2. L’article L. 331-4 du code rural et de la pêche maritime, relatif au contrôle des structures des exploitations agricoles, dispose que : « L'autorisation est périmée si le fonds n'a pas été mis en culture avant l'expiration de l'année culturale qui suit la date de sa notification ou, dans le cas prévu à l'article L. 330-4, avant l'expiration de l'année culturale qui suit celle de la fin du versement des aides. Si le fonds est loué, l'année culturale à prendre en considération est celle qui suit le départ effectif du preneur, sauf si la situation personnelle du demandeur au regard des dispositions du présent chapitre est modifiée. ».

3. Il est constant que par un arrêté du 29 août 2023, le préfet de la région Nouvelle-Aquitaine a accordé une autorisation d’exploiter plusieurs parcelles situées sur le territoire de la commune de Sorges-et-Ligueux-en-Périgord à M. C.... Ainsi, l’année culturale suivant la notification de cet arrêté a commencé le 1er octobre 2023 pour s’achever le 30 septembre 2024. Dès lors, à la date de l’arrêté attaqué, le 16 mai 2024, l’autorisation délivrée à M. C... n’était pas périmée, contrairement à ce que soutient la requérante. Enfin, la circonstance que la propriétaire des parcelles ne souhaite pas conclure de bail rural avec le bénéficiaire de l’autorisation est sans incidence sur sa légalité. Par suite, c’est sans commettre d’erreur d’appréciation que le préfet de la région Nouvelle-Aquitaine a considéré que la demande de l’EARL La Buche était concurrente à l’autorisation délivrée préalablement et toujours valable à la date de l’arrêté litigieux.

4. Il résulte de ce qui précède que la requête de l’EARL La Buche doit être rejetée.


DECIDE :

Article 1er : La requête de l’EARL La Buche est rejetée.
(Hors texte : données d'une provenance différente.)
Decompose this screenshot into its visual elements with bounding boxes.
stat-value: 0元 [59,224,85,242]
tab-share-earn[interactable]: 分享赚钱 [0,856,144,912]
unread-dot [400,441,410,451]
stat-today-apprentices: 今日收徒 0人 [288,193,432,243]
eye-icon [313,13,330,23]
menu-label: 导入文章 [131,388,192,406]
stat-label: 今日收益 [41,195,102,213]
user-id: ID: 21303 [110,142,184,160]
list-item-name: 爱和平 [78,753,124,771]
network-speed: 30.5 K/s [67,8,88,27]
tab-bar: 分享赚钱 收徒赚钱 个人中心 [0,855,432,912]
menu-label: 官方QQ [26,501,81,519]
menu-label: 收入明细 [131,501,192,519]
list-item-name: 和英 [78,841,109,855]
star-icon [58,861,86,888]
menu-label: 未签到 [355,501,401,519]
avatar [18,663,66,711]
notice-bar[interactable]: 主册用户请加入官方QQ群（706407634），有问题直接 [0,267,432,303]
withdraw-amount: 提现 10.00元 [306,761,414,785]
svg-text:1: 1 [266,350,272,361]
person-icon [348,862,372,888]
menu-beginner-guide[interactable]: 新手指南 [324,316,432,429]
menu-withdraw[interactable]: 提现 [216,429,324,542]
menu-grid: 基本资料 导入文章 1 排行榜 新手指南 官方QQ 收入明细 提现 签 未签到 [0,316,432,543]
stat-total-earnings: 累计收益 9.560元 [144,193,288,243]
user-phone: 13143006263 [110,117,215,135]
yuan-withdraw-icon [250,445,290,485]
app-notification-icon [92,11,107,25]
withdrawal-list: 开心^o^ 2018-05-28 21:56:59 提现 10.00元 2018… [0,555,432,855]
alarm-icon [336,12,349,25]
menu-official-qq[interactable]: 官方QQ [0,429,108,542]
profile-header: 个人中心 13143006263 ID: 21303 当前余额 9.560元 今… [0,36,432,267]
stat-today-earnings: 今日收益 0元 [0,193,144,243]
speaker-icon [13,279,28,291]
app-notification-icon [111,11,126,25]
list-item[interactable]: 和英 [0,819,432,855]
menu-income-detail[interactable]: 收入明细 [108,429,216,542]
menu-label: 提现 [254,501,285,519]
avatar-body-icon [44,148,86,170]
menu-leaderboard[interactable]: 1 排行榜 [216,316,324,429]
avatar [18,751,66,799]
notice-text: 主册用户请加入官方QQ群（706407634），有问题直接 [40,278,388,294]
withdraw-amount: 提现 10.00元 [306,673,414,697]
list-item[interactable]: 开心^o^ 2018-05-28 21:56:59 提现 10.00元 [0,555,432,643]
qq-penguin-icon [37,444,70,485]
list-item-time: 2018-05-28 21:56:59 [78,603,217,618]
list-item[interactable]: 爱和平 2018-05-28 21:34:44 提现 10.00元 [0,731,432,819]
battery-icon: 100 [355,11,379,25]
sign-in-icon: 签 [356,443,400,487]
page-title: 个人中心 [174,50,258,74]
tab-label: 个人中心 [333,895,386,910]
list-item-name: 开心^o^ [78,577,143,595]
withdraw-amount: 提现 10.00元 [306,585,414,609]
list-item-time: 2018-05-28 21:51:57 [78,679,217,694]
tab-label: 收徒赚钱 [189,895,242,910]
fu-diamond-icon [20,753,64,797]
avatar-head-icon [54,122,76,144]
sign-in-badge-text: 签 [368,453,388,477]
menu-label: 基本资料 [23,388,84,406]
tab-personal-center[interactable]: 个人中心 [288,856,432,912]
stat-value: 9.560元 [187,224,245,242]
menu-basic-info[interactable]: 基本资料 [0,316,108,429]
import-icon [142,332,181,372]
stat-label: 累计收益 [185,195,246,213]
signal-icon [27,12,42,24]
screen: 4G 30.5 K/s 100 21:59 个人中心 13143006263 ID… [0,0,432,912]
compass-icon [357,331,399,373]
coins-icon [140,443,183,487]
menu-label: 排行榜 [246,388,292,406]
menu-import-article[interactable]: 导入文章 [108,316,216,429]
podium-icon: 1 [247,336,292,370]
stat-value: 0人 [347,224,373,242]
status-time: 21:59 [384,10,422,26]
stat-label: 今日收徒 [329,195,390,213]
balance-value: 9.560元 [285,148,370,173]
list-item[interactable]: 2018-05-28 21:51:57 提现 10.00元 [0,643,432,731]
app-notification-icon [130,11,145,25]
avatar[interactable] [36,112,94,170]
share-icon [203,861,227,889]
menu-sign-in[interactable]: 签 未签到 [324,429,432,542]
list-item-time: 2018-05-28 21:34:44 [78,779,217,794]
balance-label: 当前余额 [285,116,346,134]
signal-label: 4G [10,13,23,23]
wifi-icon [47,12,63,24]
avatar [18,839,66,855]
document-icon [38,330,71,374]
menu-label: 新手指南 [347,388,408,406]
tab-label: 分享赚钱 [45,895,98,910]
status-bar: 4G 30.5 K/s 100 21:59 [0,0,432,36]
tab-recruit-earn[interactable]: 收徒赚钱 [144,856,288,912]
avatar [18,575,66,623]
Article 2 : Le présent jugement sera notifié à l’EARL La Buche, à M. A... C... et à la ministre de l'agriculture, de l'agro-alimentaire et de la souveraineté alimentaire.

Copie en sera adressée au préfet de la région Nouvelle-Aquitaine.

Délibéré après l'audience du 6 novembre 2025, à laquelle siégeaient :

M. Katz, président,
M. Fernandez, premier conseiller,
M. Boutet-Hervez, conseiller.

Rendu public par mise à disposition au greffe le 20 novembre 2025.


Le rapporteur,




D. Fernandez

Le président,




D. Katz
La greffière,




M. B...


La République mande et ordonne à la ministre de l'agriculture, de l'agro-alimentaire et de la souveraineté alimentaire en ce qui la concerne ou à tous commissaires de justice à ce requis en ce qui concerne les voies de droit commun, contre les parties privées, de pourvoir à l'exécution de la présente décision.